Some authors riff not only on historical fact but also historical fiction. In Pat Murphy’s The Adventures of Mary Darling (Tachyon, May), the mother in J.M. Barrie’s Peter Pan stories—from whose point of view, Murphy points out, Peter Pan is a tragic tale of child abduction—enlists the help of her uncle John Watson and his eccentric employer Sherlock Holmes to get her children back. Holmes creator Arthur Conan Doyle and Barrie knew each other in real life, Murphy notes, even writing a poorly received play together. “My book took more than a decade to write because I kept getting fascinated by the history,” she says. “Both Peter Pan and Holmes were created around the end of the 19th century, and those stories reflected the attitudes of the time: the sun never set on the British empire, and all girls grew up to be wives and mothers.”

Her research took her to unexpected places and underexplored characters. “How would Native Americans [such as the Peter Pan character Tiger Lily] have gotten to Neverland?” Murphy asks. “Well, historically, one job they could get was in traveling Wild West shows. I wanted to talk about the dark parts, the characters who were unrepresented.” When trying to align the Holmes and Peter Pan story lines, she hit quite a bit of fandom dispute. “Working with real historical facts seemed easy compared to figuring out the timeline of a much-studied and not entirely consistent fictional universe.”

H.G. Parry describes her next historical fantasy, A Far Better Thing (Tor, June), as a “very close retelling” of A Tale of Two Cities, whose plot hinges on the near-perfect resemblance between Sydney Carton and Charles Darnay. In Parry’s vision, faeries stole the infant Sydney from his crib and replaced him with changeling Charles, and now, Sydney wants revenge.

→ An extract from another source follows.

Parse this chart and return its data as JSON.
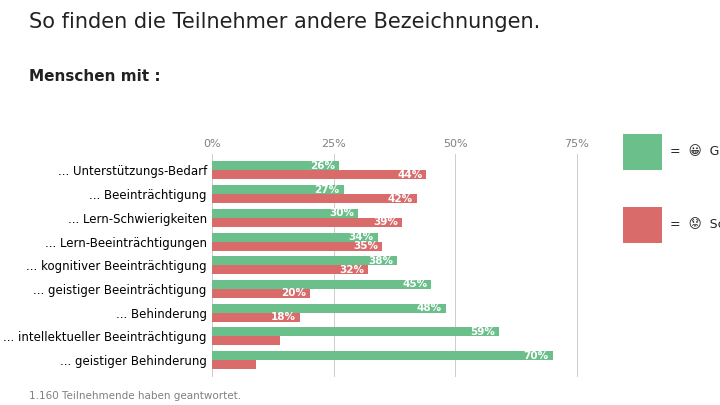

Historical fiction “gives you a place to start,” says Parry, an academic by training. “My instinct is to go to the texts, analyze them, see what I can pull out. In some ways, historical fiction has a lot of that same worldbuilding aspect as fantasy books.”

Those magical historical worlds, Parry adds, give readers a friendly place to land amid their daily stresses and concerns. “We go to historical fantasy the same way we go to science fiction or epic fantasy when we’re having a difficult moment. It provides a comforting distance, and it’s a rich field for talking about what we see happening in the everyday world.”

Liz Scheier is a writer, editor, and product strategist living in Washington, D.C. She is the author of the memoir Never Simple.